Backlighting creates a pleasant rim of light around subjects, separating them from a background. Here are several suggestions to create images glow. When photographing a backlit subject, be certain that your camera light metre does not translate all the light hitting on it – unless your preferred result is a silhouette. Set your camera’s Exposure Compensation to somewhere between -1 and -2, based upon the strength of backlight. This retains detail in shadow regions of a subject. When subjects are close, use a reflector to bounce some softness on the front of your subject. A reflector adds light without utilizing a flash.

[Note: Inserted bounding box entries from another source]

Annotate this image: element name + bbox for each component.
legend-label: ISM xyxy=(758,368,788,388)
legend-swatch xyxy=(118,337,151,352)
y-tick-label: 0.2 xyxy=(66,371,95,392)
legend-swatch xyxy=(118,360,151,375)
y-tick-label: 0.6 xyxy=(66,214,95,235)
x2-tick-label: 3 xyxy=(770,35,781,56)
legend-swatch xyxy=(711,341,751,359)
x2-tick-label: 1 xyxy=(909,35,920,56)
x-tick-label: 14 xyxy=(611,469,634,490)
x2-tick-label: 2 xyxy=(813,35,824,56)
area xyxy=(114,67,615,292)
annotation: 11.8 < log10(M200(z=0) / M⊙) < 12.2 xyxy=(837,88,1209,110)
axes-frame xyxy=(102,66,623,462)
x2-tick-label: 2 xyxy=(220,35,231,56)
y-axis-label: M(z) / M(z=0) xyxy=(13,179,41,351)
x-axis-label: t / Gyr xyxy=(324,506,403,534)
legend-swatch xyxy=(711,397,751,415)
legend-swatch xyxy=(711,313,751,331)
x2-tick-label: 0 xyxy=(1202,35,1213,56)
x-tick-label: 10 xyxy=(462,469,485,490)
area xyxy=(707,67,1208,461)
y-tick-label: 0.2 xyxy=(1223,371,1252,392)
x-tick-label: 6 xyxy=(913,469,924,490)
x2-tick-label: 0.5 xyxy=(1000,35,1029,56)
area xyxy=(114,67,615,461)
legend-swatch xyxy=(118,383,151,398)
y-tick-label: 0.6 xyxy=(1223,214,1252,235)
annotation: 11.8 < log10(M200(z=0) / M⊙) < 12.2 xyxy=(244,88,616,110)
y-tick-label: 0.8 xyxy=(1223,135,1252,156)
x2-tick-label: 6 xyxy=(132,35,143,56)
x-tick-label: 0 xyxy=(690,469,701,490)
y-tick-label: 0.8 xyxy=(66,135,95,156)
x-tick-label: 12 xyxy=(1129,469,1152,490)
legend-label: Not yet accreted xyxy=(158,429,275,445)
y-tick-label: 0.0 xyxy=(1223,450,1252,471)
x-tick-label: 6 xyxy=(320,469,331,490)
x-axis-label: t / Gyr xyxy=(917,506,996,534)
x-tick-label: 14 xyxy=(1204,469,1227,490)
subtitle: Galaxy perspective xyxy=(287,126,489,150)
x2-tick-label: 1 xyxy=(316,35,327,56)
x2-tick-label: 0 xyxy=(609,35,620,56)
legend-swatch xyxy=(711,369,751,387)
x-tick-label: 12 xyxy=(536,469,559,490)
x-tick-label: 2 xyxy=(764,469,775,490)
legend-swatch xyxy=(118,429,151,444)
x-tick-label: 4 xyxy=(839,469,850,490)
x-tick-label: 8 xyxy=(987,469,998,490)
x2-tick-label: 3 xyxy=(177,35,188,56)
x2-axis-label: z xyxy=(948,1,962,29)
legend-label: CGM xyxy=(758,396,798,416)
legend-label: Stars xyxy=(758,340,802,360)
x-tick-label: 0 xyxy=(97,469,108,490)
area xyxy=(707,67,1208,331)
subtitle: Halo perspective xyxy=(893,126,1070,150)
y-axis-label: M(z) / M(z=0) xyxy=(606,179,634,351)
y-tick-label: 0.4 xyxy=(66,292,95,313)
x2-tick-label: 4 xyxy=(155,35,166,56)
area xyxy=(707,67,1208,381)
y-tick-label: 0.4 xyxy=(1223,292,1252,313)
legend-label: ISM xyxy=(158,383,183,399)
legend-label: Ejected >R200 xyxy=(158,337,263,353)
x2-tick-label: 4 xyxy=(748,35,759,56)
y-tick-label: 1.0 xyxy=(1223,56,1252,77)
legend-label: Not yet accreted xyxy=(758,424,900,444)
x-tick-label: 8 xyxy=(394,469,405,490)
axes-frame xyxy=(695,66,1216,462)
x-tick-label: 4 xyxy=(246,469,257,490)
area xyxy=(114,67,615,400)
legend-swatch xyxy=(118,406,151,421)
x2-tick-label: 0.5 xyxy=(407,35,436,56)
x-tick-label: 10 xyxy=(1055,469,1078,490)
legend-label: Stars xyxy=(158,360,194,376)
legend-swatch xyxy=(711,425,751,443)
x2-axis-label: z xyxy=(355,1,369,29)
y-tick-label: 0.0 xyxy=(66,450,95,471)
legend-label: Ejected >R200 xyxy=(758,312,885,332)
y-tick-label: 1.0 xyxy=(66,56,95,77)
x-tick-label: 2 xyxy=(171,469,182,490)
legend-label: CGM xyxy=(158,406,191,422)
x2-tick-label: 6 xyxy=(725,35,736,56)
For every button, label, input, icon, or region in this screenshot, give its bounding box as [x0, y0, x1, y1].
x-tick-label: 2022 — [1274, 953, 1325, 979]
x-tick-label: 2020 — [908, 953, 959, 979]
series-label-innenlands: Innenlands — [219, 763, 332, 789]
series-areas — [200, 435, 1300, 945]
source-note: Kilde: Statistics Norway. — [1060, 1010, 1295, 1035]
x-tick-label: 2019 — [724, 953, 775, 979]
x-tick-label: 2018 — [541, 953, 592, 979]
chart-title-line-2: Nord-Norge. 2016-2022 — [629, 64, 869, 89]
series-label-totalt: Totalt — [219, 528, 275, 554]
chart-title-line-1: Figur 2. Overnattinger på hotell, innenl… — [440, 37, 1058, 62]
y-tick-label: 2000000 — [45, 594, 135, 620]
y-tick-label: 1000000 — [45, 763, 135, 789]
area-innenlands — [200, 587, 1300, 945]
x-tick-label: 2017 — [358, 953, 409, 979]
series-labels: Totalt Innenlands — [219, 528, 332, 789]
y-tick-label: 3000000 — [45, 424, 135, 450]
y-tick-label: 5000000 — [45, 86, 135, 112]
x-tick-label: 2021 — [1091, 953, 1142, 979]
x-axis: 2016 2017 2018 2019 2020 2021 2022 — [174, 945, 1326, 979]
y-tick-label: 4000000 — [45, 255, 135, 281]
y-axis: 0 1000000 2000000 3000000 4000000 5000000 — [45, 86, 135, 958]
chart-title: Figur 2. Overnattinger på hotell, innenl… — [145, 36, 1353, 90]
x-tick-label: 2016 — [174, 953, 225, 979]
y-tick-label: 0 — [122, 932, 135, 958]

Essential things for backlighting
Position a reflector in such a way that softness fills the darker side of a subject or a face. It is possible to purchase reflectors created specifically for photography, or create one yourself. The target is to retain detail in items on a floor without washing out the sky. Using sunrises and sunsets, one general principle is to metre on the sky using the sun just out from the bottom of a camera frame. Filter – you might also help balance tones of the ground and sky by using a graduated neutral density filter, which are dark in the top and progressively fade into clear.
Shoot multiple exposures, called bracketing, of a backlight scene with various configurations, expose one shot for the sky and one for the ground. You will need to merge separate pictures when you process images using an editing program which supports layers. Some digital cameras have a High Dynamic Range shooting mode that allows to smoother transitions between darker and lighter colors. Three shots are taken at various exposures and combined together in a camera. Like any photographic technique, practice makes a picture perfect.